Council decisions are not made on party lines.
There are no caucus meetings or binding votes for council meetings. This is quite different from state and federal governments, where a position is decided in caucus and cabinet, and the party then block-votes in parliament.
Many voters do not make this distinction.
Constituents want independent candidates that will make decisions in their best interests. Therefore, if a council candidate loudly declared their party affiliation, they would lose votes due to the misformed view that the candidate would be inhibited by party allegiance to make decisions in the best interests of the residents.
There are Australian Labor Party (ALP) rules that candidates that are ALP members must follow. These are on the public record as they were passed by the Victorian ALP State Conference and are Victorian ALP policy. The rules are:
- If a candidate who is a member of the ALP has a how-to-vote preference order it must preference other ALP candidates before others.

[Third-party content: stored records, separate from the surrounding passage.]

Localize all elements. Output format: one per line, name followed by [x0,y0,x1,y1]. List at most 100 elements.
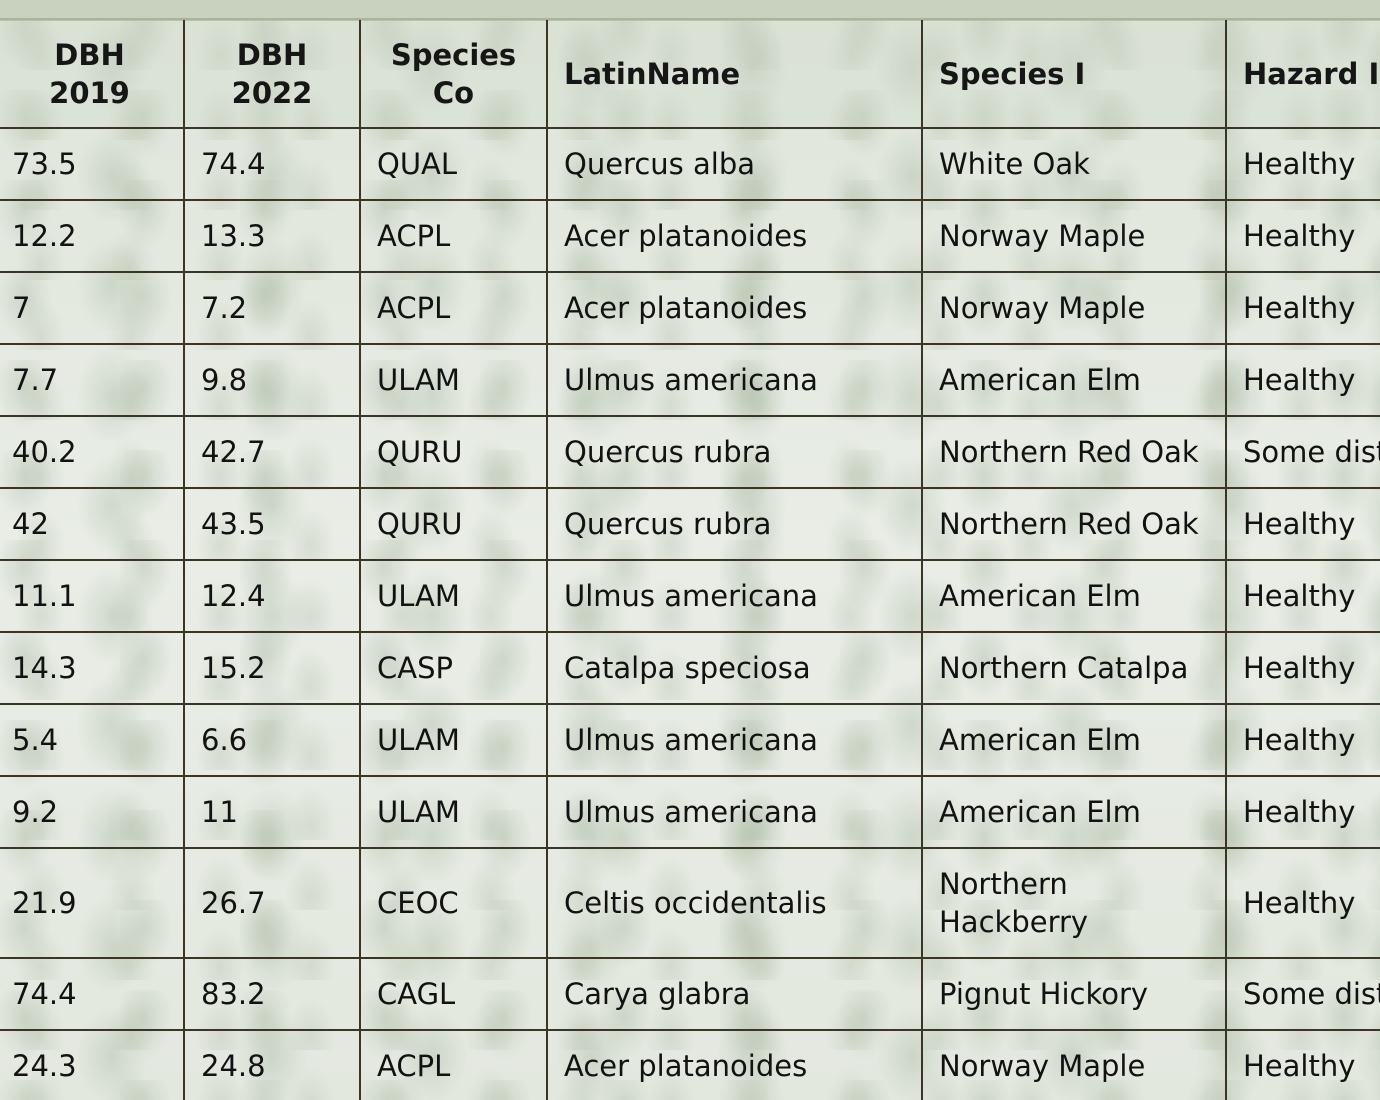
hazard-cell: Healthy [1225,1030,1380,1100]
dbh-2019-cell: 21.9 [0,848,184,959]
header-dbh-2019[interactable]: DBH 2019 [0,20,184,129]
species-code-cell: ACPL [359,200,547,273]
dbh-2019-cell: 9.2 [0,776,184,849]
dbh-2022-cell: 43.5 [183,488,360,561]
species-code-cell: ACPL [359,272,547,345]
species-name-cell: Norway Maple [921,200,1226,273]
dbh-2019-cell: 40.2 [0,416,184,489]
dbh-2022-cell: 83.2 [183,958,360,1031]
latin-name-cell: Celtis occidentalis [546,848,922,959]
species-name-cell: Northern Red Oak [921,488,1226,561]
header-species-name[interactable]: Species I [921,20,1226,129]
latin-name-cell: Ulmus americana [546,704,922,777]
latin-name-cell: Catalpa speciosa [546,632,922,705]
latin-name-cell: Quercus rubra [546,416,922,489]
header-species-code[interactable]: Species Co [359,20,547,129]
dbh-2022-cell: 6.6 [183,704,360,777]
table-row[interactable]: 5.4 6.6 ULAM Ulmus americana American Elm Hea… [0,704,1380,777]
dbh-2022-cell: 24.8 [183,1030,360,1100]
dbh-2019-cell: 74.4 [0,958,184,1031]
dbh-2019-cell: 14.3 [0,632,184,705]
dbh-2022-cell: 13.3 [183,200,360,273]
latin-name-cell: Ulmus americana [546,344,922,417]
tree-inventory-table-container: DBH 2019 DBH 2022 Species Co LatinName S… [0,20,1380,1100]
table-row[interactable]: 40.2 42.7 QURU Quercus rubra Northern Red Oa… [0,416,1380,489]
latin-name-cell: Ulmus americana [546,560,922,633]
species-code-cell: ACPL [359,1030,547,1100]
species-code-cell: ULAM [359,560,547,633]
hazard-cell: Healthy [1225,488,1380,561]
hazard-cell: Some distr [1225,958,1380,1031]
species-name-cell: Northern Hackberry [921,848,1226,959]
table-row[interactable]: 9.2 11 ULAM Ulmus americana American Elm Heal… [0,776,1380,849]
latin-name-cell: Carya glabra [546,958,922,1031]
species-name-cell: Pignut Hickory [921,958,1226,1031]
dbh-2019-cell: 73.5 [0,128,184,201]
hazard-cell: Healthy [1225,272,1380,345]
dbh-2022-cell: 11 [183,776,360,849]
species-name-cell: Norway Maple [921,1030,1226,1100]
dbh-2022-cell: 42.7 [183,416,360,489]
table-row[interactable]: 73.5 74.4 QUAL Quercus alba White Oak Healthy [0,128,1380,201]
dbh-2022-cell: 15.2 [183,632,360,705]
dbh-2022-cell: 7.2 [183,272,360,345]
table-row[interactable]: 7 7.2 ACPL Acer platanoides Norway Maple Heal… [0,272,1380,345]
hazard-cell: Healthy [1225,128,1380,201]
species-code-cell: ULAM [359,344,547,417]
dbh-2019-cell: 12.2 [0,200,184,273]
hazard-cell: Healthy [1225,560,1380,633]
table-header-row: DBH 2019 DBH 2022 Species Co LatinName S… [0,20,1380,129]
hazard-cell: Healthy [1225,200,1380,273]
table-row[interactable]: 74.4 83.2 CAGL Carya glabra Pignut Hickory So… [0,958,1380,1031]
hazard-cell: Healthy [1225,848,1380,959]
species-code-cell: ULAM [359,776,547,849]
dbh-2019-cell: 24.3 [0,1030,184,1100]
latin-name-cell: Quercus rubra [546,488,922,561]
header-latin-name[interactable]: LatinName [546,20,922,129]
species-name-cell: White Oak [921,128,1226,201]
species-name-cell: American Elm [921,560,1226,633]
hazard-cell: Healthy [1225,776,1380,849]
header-hazard[interactable]: Hazard I [1225,20,1380,129]
species-code-cell: QURU [359,488,547,561]
table-row[interactable]: 21.9 26.7 CEOC Celtis occidentalis Northern … [0,848,1380,959]
latin-name-cell: Acer platanoides [546,1030,922,1100]
dbh-2019-cell: 7 [0,272,184,345]
species-name-cell: American Elm [921,704,1226,777]
species-code-cell: QUAL [359,128,547,201]
latin-name-cell: Ulmus americana [546,776,922,849]
species-name-cell: Northern Red Oak [921,416,1226,489]
dbh-2022-cell: 74.4 [183,128,360,201]
hazard-cell: Some distr [1225,416,1380,489]
dbh-2022-cell: 9.8 [183,344,360,417]
table-row[interactable]: 7.7 9.8 ULAM Ulmus americana American Elm Hea… [0,344,1380,417]
tree-inventory-table: DBH 2019 DBH 2022 Species Co LatinName S… [0,20,1380,1100]
latin-name-cell: Quercus alba [546,128,922,201]
table-row[interactable]: 24.3 24.8 ACPL Acer platanoides Norway Maple… [0,1030,1380,1100]
table-row[interactable]: 14.3 15.2 CASP Catalpa speciosa Northern Cat… [0,632,1380,705]
species-name-cell: American Elm [921,344,1226,417]
dbh-2019-cell: 42 [0,488,184,561]
latin-name-cell: Acer platanoides [546,200,922,273]
species-code-cell: CAGL [359,958,547,1031]
dbh-2022-cell: 26.7 [183,848,360,959]
species-code-cell: QURU [359,416,547,489]
species-code-cell: CEOC [359,848,547,959]
top-toolbar-strip [0,0,1380,21]
hazard-cell: Healthy [1225,704,1380,777]
table-row[interactable]: 11.1 12.4 ULAM Ulmus americana American Elm H… [0,560,1380,633]
hazard-cell: Healthy [1225,632,1380,705]
species-name-cell: Norway Maple [921,272,1226,345]
hazard-cell: Healthy [1225,344,1380,417]
species-code-cell: CASP [359,632,547,705]
dbh-2022-cell: 12.4 [183,560,360,633]
dbh-2019-cell: 11.1 [0,560,184,633]
table-row[interactable]: 42 43.5 QURU Quercus rubra Northern Red Oak H… [0,488,1380,561]
header-dbh-2022[interactable]: DBH 2022 [183,20,360,129]
table-row[interactable]: 12.2 13.3 ACPL Acer platanoides Norway Maple… [0,200,1380,273]
dbh-2019-cell: 7.7 [0,344,184,417]
species-name-cell: American Elm [921,776,1226,849]
species-name-cell: Northern Catalpa [921,632,1226,705]
dbh-2019-cell: 5.4 [0,704,184,777]
species-code-cell: ULAM [359,704,547,777]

- When deciding the election for mayor, the ALP councillors should meet as a group and form a majority view as to who should be supported for mayor.
Saying the same boring things
The reason that most candidates say the same things like low rates, cleaner streets, less rubbish dumping, more parks and playgrounds, and containing council expenses is because these things are what voters’ want.
Also, if a council candidate promotes a policy that is risky, contentious, doesn’t have broad community support, will result in winners and losers, then that candidate will lose votes. This is because part of the voter decision-making process is deciding who not to vote for, not necessarily deciding who to vote for. A candidate proposing a policy that might be the right thing to do, but will mean a section of the community losing out, will generally result in a net loss of votes for that candidate.
Should candidates have new ideas?
I find that this is over-emphasised in the voting decision process by voters. In the councillor roles, a majority of the time spent as councillor is reviewing existing policies of council, and not espousing new ideas. A large part of the councillor role is acting as a “director of a board” – reviewing annual budgets and deciding on small refinements to policies and council practices. Rather than vote for someone who just has new ideas, you should look for someone that will listen for new ideas, think rationally, vote impartially, understand the ramifications of change, and advocate for the new ideas to see them investigated and implemented.
A councillor on their own can’t do much. It takes a majority of councillors at a council meeting to decide substantial changes. It’s not enough just to have new ideas, a successful councillor will take good ideas and advocate these ideas to the other councillors. The detailed work is done by full-time council officers and staff, not by part-time councillors.
I’ve been a councillor since 2012, and I ran out of my own new ideas within two years. Since then, I have relied on being out in the community, listening to residents’ new ideas, and then raising them at council level, having them investigated and implemented if the cost/benefit feasibility stacks up.